Great explanation. How does this effect a non-saturated signal, say one at about 5,000? Would you still get the full 20,000 if you binned?

The reason I ask is that you guys turned me away from taking my RGB at 2x2 binned because you argued (quite convincingly) that I was better off getting RGB at 1x1 on a KAF8300. But if the argument is only for saturated signals, really it doesn't matter to me as these are usually just the stars, which I would tend to take shorter subs for and overlay the saturated ones in PS.

And, yes, cloudy days are great for expanding you knowledge rather than actually doing any astronomy.

Cheers
Stuart
Hi Stuart. with wells of 5,000 ADU, the binned signal would be 20,000 ADU, but that would then be scaled by about 0.5 (along with the noise). Net result is better SNR from binning.
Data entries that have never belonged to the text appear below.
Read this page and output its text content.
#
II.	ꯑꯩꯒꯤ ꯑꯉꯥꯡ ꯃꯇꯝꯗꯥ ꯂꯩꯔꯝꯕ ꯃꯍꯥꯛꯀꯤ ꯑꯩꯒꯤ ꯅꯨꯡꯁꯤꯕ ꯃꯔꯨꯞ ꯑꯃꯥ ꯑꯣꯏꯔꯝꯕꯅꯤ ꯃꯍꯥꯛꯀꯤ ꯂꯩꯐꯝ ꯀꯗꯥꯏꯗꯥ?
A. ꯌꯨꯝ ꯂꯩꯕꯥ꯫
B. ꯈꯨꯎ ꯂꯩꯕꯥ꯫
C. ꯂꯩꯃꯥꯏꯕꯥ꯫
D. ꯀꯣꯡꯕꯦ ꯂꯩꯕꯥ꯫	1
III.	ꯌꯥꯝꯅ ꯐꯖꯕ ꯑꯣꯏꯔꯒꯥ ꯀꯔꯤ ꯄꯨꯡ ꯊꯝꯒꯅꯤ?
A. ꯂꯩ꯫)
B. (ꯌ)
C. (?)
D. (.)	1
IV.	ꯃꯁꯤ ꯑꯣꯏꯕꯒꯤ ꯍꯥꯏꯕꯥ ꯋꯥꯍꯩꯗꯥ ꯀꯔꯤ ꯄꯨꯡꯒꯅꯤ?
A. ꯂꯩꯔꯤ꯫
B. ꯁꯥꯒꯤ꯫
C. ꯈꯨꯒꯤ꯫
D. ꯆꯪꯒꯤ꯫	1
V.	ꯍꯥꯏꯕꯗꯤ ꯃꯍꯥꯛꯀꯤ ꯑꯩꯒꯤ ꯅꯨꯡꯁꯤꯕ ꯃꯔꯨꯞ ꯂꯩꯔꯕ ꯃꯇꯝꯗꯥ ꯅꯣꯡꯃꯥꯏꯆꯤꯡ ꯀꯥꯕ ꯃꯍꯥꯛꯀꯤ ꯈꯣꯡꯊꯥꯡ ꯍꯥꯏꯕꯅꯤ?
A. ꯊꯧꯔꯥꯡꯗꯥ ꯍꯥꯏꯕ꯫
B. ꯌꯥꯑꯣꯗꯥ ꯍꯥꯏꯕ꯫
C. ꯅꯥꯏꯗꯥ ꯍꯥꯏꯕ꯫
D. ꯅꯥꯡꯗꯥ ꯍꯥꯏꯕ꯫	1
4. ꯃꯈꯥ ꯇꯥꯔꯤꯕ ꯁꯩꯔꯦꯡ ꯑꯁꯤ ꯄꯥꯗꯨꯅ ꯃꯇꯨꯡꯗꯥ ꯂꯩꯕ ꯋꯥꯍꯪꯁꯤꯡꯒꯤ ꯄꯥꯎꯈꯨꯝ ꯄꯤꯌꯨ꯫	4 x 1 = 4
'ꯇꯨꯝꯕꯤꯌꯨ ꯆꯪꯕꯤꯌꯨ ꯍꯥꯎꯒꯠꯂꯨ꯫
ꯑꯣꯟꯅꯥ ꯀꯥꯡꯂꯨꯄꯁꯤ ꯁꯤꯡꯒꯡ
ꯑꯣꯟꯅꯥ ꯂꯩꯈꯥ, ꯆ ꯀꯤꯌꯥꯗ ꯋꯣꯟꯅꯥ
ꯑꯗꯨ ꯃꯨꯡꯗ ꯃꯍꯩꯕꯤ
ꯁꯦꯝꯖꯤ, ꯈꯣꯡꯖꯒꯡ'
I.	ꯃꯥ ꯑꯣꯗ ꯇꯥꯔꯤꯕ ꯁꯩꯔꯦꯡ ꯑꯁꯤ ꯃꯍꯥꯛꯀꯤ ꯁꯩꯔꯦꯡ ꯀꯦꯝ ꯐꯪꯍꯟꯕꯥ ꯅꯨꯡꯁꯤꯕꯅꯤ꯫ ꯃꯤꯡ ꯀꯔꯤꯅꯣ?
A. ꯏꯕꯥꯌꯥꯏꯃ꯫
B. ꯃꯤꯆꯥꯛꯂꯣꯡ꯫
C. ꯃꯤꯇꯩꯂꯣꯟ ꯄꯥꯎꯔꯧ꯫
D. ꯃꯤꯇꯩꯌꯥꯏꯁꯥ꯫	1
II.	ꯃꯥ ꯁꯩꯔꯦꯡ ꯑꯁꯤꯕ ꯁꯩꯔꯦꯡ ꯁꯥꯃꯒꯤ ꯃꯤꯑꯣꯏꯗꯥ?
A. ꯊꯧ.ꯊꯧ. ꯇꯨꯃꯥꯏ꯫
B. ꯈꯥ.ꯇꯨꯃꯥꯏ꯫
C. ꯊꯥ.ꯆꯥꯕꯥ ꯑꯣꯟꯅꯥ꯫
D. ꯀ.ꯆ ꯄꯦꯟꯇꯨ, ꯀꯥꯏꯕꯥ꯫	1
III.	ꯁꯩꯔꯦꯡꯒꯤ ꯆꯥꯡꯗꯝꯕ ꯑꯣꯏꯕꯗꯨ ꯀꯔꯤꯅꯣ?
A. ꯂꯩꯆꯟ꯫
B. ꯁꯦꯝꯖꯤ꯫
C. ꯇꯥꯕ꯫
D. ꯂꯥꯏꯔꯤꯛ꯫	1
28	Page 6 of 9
If you use HDR methods, the loss of dynamic range on stars is not a problem.

However, apart from the loss of dynamic range, I understand that binning with the 8300 is problematical for 2 reasons:
1. the read noise increases for binned operation (probably not big issue, but requires longer subs than expected)
2. the saturation in the registers somewhere along the line result in one sided blooming on brighter stars (I have no experience with this chip, but the effect is widely documented). Presumably there are parts of the chip that are not protected by ABG - they would not normally need to be, but are pushed into saturation by the higher net signal.

In summary, imaging at 1x1 with subs that are long enough to bury read noise allows full resolution for targets with small bright features that might benefit from high res. If you decide that you don't have enough colour data at 1x1, you could alternatively use software binning on this data to get the full binning advantages of 4x dynamic range, 2x SNR and no artefacts. So I guess that the basic question is why bother with on-chip binning.

Clouds?*++%. I have a new mount sitting here and an AO to try out - naaah not going to happen any time soon.

Last edited by Shiraz; 10-07-2014 at 11:20 PM.